Nursing care plan intervention and treatment plan
The goal of therapy is to rid the urinary tract of the pathogenic organisms and to relieve an obstruction if present. The antibiotics chosen depend on the urine culture and sensitivity. Urinary catheterization is used only when absolutely necessary. Surgery is performed only if an underlying defect is causing obstruction, reflux, or calculi. Hypertension is common in patients with chronic pyelonephritis and needs to be controlled with medication. In addition, supportive care is important. If the cause of pyelonephritis is renal calculi, dietary management, such as limiting calcium, oxalate, or purines, may be necessary.
Provide comfort measures for the patient with flank pain, headache, and irritating urinary tract symptoms. Back rubs may provide some relief of flank pain. Sitz baths may provide some relief if perineal discomfort is present. It is helpful to use a pain management flowsheet and alternative distractions and comfort measures (massage, music, positioning, verbal support, imagery). Because the patient is usually febrile, employ measures that promote heat reduction (cool packs, limited bedding, cool room temperature). To promote nutrition and adequate fluid balance, ask the patient his or her fluid preferences. Encourage the patient to drink at least 2000 mL/day to help empty the bladder and to prevent calculus formation but not more than 4000 mL/day, which would dilute the antibiotic concentration and lessen its effectiveness. Initiate measures to ensure complete emptying of the bladder, such as running water or spraying the perineum with warm water. Ensure the patient’s privacy during voiding.

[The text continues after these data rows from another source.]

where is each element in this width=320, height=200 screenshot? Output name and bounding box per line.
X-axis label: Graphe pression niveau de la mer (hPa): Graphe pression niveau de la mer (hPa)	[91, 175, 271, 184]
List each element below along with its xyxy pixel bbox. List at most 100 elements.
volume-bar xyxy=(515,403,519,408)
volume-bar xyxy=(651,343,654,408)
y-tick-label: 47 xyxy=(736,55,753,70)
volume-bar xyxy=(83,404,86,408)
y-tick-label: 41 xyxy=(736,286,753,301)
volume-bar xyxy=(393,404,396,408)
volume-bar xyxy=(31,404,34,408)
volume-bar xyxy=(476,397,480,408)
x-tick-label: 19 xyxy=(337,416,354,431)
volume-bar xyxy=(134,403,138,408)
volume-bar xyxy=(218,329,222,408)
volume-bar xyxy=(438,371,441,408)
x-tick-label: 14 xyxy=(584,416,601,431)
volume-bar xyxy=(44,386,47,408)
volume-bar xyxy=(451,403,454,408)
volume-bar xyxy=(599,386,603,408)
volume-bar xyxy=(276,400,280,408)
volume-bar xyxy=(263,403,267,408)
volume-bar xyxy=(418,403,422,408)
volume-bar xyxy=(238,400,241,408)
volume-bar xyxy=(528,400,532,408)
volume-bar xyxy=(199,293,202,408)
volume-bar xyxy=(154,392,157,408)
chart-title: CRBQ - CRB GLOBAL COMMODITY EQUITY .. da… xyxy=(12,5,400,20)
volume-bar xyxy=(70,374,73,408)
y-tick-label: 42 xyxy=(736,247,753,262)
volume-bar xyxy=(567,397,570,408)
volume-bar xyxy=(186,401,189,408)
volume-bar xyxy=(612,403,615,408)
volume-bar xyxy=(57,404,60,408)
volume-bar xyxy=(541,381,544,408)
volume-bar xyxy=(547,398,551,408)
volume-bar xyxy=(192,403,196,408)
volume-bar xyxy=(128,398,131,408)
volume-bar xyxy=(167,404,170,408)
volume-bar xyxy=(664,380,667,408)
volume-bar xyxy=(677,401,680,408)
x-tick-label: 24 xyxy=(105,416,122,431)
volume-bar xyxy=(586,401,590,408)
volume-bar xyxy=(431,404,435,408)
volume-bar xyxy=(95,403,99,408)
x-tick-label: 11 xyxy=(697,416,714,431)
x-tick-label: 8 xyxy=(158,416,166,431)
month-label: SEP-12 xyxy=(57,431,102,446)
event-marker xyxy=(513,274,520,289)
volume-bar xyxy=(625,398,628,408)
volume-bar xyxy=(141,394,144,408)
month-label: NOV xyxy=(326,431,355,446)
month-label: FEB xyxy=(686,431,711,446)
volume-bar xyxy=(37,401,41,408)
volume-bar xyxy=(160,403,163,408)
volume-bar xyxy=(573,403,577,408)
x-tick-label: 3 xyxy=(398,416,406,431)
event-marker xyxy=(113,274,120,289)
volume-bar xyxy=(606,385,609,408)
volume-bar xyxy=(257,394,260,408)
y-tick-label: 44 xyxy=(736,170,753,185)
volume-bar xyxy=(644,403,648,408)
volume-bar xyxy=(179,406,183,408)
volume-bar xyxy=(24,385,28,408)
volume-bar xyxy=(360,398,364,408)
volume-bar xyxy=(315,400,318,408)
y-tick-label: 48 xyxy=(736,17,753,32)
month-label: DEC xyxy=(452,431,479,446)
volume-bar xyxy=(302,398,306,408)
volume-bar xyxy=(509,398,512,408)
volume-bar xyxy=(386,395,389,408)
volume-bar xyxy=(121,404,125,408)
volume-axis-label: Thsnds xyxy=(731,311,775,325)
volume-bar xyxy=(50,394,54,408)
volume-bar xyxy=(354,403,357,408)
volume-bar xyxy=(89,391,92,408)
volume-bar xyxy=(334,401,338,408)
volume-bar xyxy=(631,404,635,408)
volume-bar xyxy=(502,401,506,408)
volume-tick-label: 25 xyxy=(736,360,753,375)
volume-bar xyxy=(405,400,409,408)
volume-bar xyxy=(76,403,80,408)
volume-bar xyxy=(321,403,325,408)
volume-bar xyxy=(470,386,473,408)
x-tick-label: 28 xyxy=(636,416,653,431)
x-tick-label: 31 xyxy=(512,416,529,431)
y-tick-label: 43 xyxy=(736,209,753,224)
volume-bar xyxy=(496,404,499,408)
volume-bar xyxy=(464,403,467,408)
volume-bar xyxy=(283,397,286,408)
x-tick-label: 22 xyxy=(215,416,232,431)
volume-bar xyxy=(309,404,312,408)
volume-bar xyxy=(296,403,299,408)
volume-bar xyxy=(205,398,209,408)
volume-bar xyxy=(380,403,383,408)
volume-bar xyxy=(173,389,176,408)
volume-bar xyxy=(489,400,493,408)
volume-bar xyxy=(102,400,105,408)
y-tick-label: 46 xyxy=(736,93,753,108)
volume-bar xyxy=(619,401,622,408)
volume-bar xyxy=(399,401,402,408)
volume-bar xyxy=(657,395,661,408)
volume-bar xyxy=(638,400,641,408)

Teach women in the high-risk groups strategies to limit reinfection. Encourage the woman to clean the perineum by wiping from the front to the back after bowel movements. Stress the need for frequent hand washing. Explain the need for routine checkups if the patient experiences frequent urinary tract infections. Encourage the patient to notify the physician if she notes cloudy urine, burning on urination, and urinary frequency or urgency.
Nursing care plan discharge and home health care guidelines
Instruct the patient on ways to reduce the risk of subsequent infections: increase fluid intake to 2000 to 3000 mL/day to wash the bacteria out of the bladder; avoid caffeine and alcohol; drink juices that acidify the urine (cranberry, plum, and prune); void at the first urge and at least every 2 to 3 hours during the day to prevent bladder distension; void immediately after sexual intercourse and drink two glasses of water as soon as possible; practice good perineal hygiene (wipe labia from front to back). Explain to the patient that the entire prescription of antibiotics should be taken even if the patient feels better. Emphasize the importance of following the special instructions that accompany the antibiotic. Emphasize the importance of follow-up urine cultures and examinations. Note that recurrent infection may require prolonged antibiotic therapy.